The study focuses on the costs to be incurred by consumers in five specific areas: housing, transportation, natural gas, electricity and food. Using three different scenarios to measure the economic costs, we find that the potential loss of output, jobs, indirect business taxes and labor income is substantial and significant.

Our report reveals that when the plan is fully implemented, California families will be facing increased annual costs of $3,857 and that in order to cope with the increased costs generated by the Greenhouse Program, consumers will be forced to cut their discretionary spending by 26.2%. We conclude that when California’s climate change program, AB 32, is fully implemented, the average annual loss in gross state output from small businesses alone would be $182.6 billion, approximately a 10% loss in total gross state output. This will translate into nearly 1.1 million lost jobs in California. Lost labor income is estimated to be $76.8 billion, with nearly $5.8 billion lost in indirect taxes. This decline in revenues will have a severe impact on future state budgets.

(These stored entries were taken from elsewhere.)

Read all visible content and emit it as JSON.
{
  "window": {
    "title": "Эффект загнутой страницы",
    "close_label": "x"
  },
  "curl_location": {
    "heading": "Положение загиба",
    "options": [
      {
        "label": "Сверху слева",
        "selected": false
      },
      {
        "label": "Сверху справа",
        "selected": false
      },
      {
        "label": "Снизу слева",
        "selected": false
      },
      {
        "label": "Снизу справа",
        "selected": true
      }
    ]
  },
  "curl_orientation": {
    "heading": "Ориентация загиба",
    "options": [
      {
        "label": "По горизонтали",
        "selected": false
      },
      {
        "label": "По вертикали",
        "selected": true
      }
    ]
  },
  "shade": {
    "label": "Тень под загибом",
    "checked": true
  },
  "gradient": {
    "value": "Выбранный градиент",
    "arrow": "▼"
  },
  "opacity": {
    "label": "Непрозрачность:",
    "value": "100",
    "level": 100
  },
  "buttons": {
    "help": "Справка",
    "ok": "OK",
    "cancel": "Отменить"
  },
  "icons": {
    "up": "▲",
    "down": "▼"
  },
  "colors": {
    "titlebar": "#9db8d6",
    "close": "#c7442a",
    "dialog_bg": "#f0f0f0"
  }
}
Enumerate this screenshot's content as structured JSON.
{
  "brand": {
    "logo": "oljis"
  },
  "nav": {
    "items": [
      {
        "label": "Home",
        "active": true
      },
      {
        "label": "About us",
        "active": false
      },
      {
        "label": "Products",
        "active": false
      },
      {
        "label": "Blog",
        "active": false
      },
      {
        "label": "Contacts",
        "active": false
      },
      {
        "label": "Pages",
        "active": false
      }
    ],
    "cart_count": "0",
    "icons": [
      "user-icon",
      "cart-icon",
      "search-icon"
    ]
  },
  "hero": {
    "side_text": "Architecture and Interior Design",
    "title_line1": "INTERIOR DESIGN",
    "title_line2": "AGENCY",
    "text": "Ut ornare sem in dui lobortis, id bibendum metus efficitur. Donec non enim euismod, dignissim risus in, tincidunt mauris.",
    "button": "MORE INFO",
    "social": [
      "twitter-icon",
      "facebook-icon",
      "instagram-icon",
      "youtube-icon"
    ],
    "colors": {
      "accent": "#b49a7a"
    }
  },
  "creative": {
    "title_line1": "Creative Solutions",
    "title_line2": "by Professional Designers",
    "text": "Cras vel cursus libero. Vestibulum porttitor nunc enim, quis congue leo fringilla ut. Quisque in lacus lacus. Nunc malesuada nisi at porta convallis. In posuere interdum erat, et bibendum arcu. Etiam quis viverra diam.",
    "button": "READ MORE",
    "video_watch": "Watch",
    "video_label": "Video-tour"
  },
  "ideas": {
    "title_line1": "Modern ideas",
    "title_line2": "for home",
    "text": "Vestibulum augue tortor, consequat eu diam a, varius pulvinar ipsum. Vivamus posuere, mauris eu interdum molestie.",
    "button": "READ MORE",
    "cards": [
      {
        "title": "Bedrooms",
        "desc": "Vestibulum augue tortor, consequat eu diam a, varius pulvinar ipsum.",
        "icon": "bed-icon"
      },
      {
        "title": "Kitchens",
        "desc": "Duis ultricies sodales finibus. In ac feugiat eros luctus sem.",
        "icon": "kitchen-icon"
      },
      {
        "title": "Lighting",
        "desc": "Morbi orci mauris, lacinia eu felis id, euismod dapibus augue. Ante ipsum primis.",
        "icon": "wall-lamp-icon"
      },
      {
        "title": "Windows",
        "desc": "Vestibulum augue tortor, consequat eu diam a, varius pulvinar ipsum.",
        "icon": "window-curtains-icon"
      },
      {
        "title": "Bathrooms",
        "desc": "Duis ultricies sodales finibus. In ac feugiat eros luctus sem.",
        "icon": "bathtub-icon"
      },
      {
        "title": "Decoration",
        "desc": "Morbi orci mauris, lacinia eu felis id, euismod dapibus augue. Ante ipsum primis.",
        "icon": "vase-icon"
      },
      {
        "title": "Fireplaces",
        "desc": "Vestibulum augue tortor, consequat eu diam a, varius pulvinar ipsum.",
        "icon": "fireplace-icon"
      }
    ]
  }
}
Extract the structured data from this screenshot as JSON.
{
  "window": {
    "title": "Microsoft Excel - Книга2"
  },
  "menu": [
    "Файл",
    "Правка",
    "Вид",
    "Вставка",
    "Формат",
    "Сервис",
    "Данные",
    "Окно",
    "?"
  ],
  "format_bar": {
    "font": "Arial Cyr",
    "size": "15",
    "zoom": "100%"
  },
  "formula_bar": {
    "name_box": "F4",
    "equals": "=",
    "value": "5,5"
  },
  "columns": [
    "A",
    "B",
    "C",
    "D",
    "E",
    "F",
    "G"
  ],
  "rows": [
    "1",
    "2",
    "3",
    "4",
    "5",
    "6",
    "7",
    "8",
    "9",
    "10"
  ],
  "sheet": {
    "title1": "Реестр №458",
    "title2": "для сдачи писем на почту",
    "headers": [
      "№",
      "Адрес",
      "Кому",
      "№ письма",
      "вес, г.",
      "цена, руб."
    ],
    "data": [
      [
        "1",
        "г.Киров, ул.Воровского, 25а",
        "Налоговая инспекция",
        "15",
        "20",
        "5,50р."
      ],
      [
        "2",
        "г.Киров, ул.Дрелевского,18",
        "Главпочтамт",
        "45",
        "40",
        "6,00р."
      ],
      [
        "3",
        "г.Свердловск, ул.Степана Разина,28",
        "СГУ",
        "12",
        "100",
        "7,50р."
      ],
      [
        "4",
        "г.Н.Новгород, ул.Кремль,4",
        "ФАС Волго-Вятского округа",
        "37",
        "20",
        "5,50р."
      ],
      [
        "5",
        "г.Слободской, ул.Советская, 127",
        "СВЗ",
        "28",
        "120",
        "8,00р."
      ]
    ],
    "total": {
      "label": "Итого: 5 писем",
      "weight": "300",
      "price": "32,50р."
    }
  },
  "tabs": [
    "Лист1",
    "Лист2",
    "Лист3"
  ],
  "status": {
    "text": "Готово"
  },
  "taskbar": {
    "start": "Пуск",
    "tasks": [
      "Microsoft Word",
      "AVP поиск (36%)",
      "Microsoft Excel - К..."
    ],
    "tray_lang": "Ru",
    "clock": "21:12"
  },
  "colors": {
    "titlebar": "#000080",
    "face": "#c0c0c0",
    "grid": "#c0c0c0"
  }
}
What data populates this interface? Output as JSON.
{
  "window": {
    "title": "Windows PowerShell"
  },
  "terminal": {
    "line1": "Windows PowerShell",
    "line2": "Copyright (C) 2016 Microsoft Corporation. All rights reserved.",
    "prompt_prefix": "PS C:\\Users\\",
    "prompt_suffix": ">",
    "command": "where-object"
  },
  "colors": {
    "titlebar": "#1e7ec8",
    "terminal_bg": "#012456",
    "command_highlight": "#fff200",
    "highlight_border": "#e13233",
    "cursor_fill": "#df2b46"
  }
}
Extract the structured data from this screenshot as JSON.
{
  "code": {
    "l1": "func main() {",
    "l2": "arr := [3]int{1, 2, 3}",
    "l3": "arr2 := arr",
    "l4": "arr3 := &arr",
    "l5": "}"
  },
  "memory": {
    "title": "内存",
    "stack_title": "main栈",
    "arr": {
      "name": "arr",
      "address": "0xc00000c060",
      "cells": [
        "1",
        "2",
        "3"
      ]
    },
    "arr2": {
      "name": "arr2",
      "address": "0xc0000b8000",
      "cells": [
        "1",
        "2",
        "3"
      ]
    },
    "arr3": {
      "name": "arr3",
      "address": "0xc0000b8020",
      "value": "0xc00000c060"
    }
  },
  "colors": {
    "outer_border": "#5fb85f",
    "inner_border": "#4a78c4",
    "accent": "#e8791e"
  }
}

Small businesses drive the economic engine in California. They comprise 99.2% of all employer firms and 99.7% of all firms. They account for over half the employment, over 90% of net new job creation, and 75% of the creation of gross state output. Costs borne by small businesses due to the implementation of AB 32 must be carefully evaluated for a full understanding of their significance and impact on the state and residents.

The study’s cost analysis was based on the California Air Resources Board’s own findings, which revealed significant cost increases. The study’s findings are consistent with the Peer Review analysis commissioned by CARB, the Legislative Analyst’s Office (LAO) review of the Scoping Plan and an analysis conducted by the Los Angeles Economic Development Corporation (LAEDC). These independent analyses concluded that the cost of the AB 32 Scoping Plan would be significant, and that CARB had significantly underestimated these costs.

An adverse impact on small business is bound to adversely impact the production of goods and services in California, the risk tolerance of entrepreneurs and investors, the productivity of labor, the quality of life, and the overall well being of the State and its citizens.

Currently California is facing one of the highest unemployment rates in the nation, an unstable real estate market with rising foreclosures, and rising numbers of families looking to move out of the state to find a more affordable living. Businesses are similarly faced with an inhospitable environment that features some of the highest taxes and utility costs in the nation, and an unfriendly regulatory climate that will likely result in more leakages of businesses elsewhere.

Legislative and regulatory mandates may result in practices and policies that raise the costs of operating for small business or provide a deterrent to small business growth, and hence provide disincentives for economic risk taking and entrepreneurship. This appears to be the case here. While the ultimate goals of AB 32 are not in question, the findings of this study suggest that the costs associated with the implementation of the AB 32 Scoping Plan will have significant adverse impacts on California’s economy, consumers, and small businesses.